Lehman, who oversaw much of the program, said: "Of all the programs in shipbuilding we've wrestled with, the programs that absorbed more effort with less effect were those mine-sweeping programs."
Lehman blamed "poor management in the production yards and the Navy asking for too much technology to begin with."
Meanwhile, there are big problems with the service's ambitious helicopter mine-sweeping program, which calls for building a new version of the Sea Stallion that was ordered to the Persian Gulf this week. The RH53E Super Stallion has serious safety problems, and Congress, while generally supportive, has not approved the helicopters requested for 1989.
The Senate noted this year that it has "learned about serious deliberations within the Navy over the safety of the RH53. The Navy's chief safety officer recommended a top-down review of the structural dynamics . . . noting that bandaid fixes have failed to resolve the structural safety issue." The Navy also ordered a 15-month test program to try to resolve the safety problems.
The gulf's harsh environment -- searing heat, high water temperatures and dust clouds that billow out from the land -- creates additional hardships for the crews and equipment tediously hunting and sweeping for mines.
More time is required to maintain vessels and machinery, a problem that will face the Sea Stallion helicopter mine hunters as well. Desert sands and high temperatures were a major factor in the failures of another version of that helicopter during the unsuccess- ful attempt in 1980 to rescue
the U.S. Embassy hostages in Iran.
Mine-sweeping is extremely time-consuming and requires overlapping search paths, "just like mowing a lawn," said one naval mine expert.
Although mine-sweeping helicopters are faster and more versatile than ships, the heavy sleds and sweeps they tow from long, heavy cables require so much time to set up that the Sea Stallion's normal 3 1/2-hour flying time is sharply curtailed.

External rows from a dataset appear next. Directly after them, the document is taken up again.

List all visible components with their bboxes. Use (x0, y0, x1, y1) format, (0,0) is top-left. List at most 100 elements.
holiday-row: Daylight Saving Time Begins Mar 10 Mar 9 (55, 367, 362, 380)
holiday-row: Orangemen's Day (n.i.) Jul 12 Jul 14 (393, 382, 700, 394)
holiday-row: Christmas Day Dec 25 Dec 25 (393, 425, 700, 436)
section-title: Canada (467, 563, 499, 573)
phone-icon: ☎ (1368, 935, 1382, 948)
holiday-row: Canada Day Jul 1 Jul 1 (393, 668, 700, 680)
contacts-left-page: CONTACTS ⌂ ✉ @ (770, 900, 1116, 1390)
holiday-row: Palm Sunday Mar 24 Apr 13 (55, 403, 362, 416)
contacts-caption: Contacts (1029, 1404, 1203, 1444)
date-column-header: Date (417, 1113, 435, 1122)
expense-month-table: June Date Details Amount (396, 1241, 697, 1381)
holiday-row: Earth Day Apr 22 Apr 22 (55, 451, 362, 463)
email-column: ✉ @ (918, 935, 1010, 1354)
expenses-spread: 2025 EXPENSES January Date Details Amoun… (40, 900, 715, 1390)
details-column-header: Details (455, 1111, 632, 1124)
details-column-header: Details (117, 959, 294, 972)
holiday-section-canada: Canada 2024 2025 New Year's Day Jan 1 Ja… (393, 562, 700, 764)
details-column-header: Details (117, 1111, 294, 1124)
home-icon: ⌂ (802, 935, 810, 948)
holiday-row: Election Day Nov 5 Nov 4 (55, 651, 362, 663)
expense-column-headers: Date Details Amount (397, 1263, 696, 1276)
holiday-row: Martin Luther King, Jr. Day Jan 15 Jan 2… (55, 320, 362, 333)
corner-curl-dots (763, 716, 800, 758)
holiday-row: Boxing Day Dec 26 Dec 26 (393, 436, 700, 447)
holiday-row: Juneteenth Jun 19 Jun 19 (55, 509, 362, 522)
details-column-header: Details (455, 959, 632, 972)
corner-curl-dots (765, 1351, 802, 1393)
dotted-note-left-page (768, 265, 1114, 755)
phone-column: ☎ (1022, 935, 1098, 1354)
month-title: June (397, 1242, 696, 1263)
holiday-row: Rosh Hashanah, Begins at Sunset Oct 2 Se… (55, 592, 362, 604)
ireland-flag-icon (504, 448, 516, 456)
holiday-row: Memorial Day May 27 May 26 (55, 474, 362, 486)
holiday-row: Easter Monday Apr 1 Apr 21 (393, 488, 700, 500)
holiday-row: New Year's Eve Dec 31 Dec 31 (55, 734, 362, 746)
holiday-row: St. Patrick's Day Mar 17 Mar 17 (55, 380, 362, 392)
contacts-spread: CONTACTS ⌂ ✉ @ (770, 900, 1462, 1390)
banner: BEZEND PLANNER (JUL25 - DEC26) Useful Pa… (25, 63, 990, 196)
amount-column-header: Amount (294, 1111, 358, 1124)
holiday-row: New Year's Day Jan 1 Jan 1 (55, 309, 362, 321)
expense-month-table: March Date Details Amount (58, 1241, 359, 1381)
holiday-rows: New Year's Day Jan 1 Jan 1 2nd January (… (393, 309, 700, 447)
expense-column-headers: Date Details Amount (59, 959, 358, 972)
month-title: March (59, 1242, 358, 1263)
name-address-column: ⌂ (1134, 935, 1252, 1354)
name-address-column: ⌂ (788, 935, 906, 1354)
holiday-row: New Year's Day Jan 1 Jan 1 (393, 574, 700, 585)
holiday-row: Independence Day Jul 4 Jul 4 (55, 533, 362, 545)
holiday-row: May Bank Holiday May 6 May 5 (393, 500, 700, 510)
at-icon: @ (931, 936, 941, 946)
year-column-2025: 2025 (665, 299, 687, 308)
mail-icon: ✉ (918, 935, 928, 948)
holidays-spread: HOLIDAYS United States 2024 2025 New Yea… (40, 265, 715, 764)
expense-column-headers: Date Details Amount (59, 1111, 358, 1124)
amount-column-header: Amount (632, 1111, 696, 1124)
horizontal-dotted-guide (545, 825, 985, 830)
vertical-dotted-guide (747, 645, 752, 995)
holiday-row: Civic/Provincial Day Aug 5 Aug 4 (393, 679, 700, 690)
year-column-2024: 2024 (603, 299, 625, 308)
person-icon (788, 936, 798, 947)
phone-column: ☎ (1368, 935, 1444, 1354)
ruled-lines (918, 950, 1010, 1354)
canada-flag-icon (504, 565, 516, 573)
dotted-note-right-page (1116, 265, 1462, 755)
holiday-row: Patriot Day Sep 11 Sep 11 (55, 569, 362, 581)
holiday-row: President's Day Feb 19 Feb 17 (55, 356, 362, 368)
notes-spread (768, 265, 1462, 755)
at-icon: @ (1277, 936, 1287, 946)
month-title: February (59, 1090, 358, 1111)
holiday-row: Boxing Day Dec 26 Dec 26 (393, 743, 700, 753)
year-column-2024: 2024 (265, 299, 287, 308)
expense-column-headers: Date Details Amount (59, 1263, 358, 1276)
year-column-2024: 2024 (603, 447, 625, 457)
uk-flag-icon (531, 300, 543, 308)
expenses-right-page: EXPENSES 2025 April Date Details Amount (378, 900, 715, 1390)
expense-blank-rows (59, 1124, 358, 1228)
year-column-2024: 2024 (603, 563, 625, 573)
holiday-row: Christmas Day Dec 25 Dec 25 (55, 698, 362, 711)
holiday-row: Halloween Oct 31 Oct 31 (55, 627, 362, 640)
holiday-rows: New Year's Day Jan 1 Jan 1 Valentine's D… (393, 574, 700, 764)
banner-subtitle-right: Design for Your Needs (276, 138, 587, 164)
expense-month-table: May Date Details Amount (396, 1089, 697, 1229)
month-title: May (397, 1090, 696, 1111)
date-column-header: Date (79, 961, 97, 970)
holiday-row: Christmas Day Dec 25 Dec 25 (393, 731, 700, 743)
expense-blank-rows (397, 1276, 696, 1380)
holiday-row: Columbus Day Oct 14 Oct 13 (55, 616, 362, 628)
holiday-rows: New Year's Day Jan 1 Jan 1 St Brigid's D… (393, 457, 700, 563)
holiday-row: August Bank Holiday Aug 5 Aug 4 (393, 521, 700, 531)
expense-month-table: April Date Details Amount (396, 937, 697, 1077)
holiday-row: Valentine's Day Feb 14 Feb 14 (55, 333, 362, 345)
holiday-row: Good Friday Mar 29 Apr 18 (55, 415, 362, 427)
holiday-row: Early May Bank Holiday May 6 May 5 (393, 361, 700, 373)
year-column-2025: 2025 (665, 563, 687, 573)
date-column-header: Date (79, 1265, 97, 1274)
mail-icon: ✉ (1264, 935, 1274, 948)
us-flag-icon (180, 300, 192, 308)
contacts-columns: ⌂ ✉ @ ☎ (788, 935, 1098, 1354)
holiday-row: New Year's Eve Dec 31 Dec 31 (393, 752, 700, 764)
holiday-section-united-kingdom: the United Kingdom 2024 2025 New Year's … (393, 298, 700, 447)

Assistant Navy Secretary Everett Pyatt said last week that the Navy is at least five years away from catching up on its schedule for putting new mine sweepers into the fleet.
Meanwhile, some military experts, including retired admiral Wesley L. McDonald, former deputy chief of naval operations, say the United States may not be able to continue relying so heavily on its allies. McDonald estimates that the number of allied mine-sweeping ships, 600 vessels in 1968, will shrink to about 200 by 1990.
Others have predicted an increase in mine threats.
"We should expect more terrorism like the mines to be directed at our strategic interests around the world in the years ahead," Scott Truver, a maritime policy analyst, told participants of a mine warfare seminar sponsored by the Naval Institute in Annapolis in 1985.